How Does Cold Temperature Affect Light Bulbs?

Incandescent bulbs, soon to be a thing of the past, are not impacted by cold temperatures. The light bulbs most typically replacing incandescent bulbs -- compact fluorescent lights (CFLs) -- are impacted by cold temperatures. CFLs are light bulbs that use electricity to excite mercury vapor and produce light. Compact fluorescent light bulbs, though energy-efficient, are negatively affected by cold temperatures.

Cold temperatures reduce the illumination generated by standard compact flourescent light bulbs.


When a compact fluorescent light bulb switches on, current flows through the bulb, heating a cathode, a type of electrical conductor, until it emits electrons.
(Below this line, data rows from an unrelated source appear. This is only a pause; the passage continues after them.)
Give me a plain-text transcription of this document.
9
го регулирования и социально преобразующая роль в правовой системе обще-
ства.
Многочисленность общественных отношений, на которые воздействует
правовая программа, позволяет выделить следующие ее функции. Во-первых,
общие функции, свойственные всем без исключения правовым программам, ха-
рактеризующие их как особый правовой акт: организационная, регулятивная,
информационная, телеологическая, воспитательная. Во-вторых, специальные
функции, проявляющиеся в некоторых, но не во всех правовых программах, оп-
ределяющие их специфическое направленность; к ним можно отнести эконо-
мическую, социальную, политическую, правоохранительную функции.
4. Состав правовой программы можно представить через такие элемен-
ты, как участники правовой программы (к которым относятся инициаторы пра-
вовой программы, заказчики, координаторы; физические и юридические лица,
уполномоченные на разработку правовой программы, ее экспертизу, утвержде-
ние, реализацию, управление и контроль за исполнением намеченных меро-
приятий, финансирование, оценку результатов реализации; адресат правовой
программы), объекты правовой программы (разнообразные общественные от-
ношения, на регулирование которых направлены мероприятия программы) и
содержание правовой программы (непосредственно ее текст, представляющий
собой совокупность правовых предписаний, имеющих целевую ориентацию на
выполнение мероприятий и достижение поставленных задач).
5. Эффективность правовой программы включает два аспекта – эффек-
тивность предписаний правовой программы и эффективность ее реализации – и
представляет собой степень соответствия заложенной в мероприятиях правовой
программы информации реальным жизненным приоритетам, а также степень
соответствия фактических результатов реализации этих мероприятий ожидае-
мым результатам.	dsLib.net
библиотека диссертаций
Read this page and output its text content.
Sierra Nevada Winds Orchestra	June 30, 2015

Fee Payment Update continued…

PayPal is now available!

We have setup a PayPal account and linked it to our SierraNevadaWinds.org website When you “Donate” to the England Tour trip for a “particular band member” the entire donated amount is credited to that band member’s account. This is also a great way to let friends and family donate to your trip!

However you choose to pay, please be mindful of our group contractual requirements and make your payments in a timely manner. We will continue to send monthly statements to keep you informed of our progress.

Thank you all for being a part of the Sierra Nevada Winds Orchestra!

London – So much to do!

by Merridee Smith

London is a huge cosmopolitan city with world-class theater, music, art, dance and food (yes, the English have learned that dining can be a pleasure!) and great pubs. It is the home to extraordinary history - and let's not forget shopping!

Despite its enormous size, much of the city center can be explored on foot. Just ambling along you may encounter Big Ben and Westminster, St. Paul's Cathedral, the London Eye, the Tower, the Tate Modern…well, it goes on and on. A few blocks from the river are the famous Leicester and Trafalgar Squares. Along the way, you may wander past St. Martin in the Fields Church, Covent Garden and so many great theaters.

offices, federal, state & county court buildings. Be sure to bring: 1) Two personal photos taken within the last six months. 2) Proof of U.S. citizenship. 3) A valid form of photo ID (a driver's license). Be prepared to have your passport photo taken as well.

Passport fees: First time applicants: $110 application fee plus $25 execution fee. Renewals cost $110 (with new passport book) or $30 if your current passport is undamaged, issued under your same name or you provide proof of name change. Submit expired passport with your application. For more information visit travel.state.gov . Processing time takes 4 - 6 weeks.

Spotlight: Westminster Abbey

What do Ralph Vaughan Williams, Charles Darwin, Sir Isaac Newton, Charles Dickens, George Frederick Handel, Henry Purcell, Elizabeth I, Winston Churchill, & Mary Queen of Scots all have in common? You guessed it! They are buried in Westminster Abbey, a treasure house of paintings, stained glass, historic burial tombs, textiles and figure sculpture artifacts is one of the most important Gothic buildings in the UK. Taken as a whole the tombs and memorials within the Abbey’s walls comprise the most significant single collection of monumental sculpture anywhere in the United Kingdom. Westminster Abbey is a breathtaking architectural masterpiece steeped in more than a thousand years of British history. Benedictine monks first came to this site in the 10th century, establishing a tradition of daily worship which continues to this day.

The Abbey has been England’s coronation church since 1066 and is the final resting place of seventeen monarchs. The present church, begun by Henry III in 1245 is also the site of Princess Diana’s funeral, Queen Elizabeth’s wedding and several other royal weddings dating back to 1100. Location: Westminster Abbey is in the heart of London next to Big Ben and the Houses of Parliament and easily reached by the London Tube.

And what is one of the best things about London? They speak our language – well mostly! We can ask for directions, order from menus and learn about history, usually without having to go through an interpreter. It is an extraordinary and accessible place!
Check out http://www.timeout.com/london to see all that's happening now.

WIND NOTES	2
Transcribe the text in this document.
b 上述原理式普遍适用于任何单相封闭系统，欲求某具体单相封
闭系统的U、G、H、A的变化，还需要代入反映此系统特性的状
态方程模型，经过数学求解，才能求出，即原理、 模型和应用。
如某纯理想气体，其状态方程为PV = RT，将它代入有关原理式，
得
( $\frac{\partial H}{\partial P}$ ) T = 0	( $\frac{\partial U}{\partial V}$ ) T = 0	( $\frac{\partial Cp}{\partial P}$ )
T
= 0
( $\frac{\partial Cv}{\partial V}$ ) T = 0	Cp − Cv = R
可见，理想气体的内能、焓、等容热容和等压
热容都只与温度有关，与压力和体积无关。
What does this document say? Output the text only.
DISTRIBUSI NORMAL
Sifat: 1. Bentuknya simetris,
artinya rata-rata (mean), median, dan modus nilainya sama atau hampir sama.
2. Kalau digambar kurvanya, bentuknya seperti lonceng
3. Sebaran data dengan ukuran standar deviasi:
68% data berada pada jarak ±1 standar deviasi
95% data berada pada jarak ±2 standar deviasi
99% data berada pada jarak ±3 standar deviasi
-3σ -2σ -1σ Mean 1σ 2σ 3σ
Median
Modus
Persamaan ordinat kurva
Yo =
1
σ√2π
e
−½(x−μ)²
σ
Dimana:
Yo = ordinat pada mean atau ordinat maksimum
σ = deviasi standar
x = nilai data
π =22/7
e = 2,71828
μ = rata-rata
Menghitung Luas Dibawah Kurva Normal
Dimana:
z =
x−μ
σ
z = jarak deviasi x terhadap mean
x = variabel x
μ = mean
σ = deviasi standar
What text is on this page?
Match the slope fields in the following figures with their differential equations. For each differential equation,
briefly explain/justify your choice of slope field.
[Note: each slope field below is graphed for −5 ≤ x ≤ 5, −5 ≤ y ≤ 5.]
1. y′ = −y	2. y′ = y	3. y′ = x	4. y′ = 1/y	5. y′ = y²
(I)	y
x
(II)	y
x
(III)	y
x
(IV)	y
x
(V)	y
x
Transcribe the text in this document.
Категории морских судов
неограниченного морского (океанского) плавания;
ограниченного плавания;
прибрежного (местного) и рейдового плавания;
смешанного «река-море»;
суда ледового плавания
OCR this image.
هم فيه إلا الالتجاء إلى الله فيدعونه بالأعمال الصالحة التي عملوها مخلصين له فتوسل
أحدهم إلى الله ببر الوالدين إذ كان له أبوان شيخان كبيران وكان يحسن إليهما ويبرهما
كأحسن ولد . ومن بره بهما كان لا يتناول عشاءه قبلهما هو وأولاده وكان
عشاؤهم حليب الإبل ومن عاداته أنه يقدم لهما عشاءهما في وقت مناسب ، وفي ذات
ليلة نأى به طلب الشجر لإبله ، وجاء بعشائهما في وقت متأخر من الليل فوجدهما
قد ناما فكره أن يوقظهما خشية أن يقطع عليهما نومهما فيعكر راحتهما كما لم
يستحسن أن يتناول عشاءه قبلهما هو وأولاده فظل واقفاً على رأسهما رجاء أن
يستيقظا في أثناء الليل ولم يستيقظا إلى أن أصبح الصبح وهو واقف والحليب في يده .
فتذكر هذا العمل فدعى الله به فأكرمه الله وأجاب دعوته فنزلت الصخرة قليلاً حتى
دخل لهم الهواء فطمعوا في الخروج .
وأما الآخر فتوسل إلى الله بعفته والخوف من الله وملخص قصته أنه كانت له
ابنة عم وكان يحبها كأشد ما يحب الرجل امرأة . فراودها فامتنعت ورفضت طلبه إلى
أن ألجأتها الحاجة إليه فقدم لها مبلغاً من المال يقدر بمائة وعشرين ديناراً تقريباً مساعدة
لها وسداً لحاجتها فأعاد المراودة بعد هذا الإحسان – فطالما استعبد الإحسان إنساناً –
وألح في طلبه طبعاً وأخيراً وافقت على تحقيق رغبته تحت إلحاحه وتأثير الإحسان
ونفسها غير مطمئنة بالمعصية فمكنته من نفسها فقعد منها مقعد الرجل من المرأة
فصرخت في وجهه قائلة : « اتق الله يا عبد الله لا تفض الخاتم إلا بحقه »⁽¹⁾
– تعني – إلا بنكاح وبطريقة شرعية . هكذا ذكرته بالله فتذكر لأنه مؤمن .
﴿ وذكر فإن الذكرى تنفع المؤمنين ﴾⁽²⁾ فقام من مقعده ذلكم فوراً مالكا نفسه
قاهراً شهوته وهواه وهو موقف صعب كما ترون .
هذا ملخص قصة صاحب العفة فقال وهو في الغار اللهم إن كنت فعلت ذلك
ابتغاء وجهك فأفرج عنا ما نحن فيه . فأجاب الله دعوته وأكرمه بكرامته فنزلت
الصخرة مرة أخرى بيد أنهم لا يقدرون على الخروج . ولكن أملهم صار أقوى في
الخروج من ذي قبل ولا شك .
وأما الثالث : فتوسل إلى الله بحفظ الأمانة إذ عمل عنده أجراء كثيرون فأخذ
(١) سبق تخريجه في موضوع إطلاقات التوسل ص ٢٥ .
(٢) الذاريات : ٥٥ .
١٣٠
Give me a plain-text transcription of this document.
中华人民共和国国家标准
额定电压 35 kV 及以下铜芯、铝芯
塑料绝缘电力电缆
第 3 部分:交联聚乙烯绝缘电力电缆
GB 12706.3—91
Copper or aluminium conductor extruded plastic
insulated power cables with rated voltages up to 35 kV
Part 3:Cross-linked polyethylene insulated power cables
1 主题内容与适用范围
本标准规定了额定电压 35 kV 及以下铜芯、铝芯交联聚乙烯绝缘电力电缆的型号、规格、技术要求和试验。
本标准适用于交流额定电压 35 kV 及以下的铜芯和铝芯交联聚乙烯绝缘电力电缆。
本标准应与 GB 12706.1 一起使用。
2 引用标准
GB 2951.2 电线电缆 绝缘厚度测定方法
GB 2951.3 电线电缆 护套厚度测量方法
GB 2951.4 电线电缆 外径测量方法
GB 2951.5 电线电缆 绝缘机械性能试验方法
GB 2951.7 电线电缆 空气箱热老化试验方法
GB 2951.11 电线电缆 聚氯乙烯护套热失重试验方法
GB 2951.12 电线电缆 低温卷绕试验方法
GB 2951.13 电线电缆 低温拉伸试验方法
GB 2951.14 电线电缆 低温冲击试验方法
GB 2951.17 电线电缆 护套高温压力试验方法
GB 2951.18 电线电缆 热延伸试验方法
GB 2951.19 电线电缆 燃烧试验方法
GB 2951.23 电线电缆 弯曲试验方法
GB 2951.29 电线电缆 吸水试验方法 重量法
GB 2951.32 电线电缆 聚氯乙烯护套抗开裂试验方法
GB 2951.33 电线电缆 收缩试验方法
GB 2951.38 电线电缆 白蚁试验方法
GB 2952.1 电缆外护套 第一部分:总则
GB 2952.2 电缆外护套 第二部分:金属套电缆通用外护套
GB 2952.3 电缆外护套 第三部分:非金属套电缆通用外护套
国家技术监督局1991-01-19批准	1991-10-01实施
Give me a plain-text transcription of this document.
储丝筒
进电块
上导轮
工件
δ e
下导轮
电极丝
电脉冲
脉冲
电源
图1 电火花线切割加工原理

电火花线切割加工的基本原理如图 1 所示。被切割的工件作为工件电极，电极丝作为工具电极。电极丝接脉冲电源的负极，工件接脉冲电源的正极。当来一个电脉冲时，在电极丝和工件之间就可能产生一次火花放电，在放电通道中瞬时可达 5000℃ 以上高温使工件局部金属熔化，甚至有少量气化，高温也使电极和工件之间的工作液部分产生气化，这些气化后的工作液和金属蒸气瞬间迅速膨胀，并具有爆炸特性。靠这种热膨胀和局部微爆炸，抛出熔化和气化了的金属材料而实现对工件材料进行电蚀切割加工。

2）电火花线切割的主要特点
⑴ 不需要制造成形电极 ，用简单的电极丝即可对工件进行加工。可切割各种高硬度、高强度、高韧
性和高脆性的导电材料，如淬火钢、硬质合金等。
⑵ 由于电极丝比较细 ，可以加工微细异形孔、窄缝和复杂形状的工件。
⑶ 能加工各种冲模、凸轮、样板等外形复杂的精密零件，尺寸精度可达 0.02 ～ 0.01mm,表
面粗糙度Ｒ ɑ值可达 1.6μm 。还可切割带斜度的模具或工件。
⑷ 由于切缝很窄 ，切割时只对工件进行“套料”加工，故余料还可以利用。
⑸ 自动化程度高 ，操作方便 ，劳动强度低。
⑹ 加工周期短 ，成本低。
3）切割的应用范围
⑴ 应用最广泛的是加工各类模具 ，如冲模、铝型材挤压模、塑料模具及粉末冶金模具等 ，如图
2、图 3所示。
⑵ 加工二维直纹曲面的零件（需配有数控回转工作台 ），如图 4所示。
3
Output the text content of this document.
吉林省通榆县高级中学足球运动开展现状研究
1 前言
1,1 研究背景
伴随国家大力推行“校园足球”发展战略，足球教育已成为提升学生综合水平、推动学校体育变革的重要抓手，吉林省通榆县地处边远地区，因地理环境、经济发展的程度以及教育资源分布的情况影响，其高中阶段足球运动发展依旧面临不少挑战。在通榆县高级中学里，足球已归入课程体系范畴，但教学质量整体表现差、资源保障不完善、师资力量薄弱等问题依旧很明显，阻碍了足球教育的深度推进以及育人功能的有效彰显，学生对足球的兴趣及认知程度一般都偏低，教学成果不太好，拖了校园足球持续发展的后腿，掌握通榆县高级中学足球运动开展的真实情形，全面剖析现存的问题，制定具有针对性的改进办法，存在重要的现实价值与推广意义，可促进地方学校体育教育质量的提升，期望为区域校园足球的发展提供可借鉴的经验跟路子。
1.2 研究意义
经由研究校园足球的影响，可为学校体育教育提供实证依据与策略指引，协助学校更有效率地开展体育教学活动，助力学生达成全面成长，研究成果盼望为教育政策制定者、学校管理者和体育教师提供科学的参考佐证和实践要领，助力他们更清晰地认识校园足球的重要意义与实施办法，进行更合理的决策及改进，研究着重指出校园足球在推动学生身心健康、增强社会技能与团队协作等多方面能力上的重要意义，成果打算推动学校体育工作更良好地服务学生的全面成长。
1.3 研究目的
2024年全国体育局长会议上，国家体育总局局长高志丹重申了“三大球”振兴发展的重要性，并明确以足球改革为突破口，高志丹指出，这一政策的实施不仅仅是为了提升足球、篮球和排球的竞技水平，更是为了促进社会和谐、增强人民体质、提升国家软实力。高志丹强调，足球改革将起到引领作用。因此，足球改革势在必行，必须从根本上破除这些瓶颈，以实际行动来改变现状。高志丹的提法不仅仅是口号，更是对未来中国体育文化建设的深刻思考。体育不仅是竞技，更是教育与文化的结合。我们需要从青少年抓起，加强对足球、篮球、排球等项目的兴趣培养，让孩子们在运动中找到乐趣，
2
Electrons then collide into noble gas atoms contained in the bulb, ionizing them and generating plasma. The plasma increases the gas's conductivity, enabling the flow of higher levels of current through the bulb.

Decreased Flux

Exposure to cold temperatures makes it difficult for the cathode in the fluorescent bulb to heat properly, increasing the voltage needed while decreasing the bulb's flux, or level of illumination. Standard compact fluorescent bulbs decrease flux by up to 50 percent at 32 degrees Fahrenheit.

Amalgam CFLs

The inclusion of amalgam, a substance formed via the reaction of mercury with another form of metal which controls mercury pressure in the bulb, enables compact fluorescent lights to work under temperatures as low as 1.4 degrees Fahrenheit. Amalgam compact fluorescent bulbs take an average warmup time of 3 minutes to reach full flux.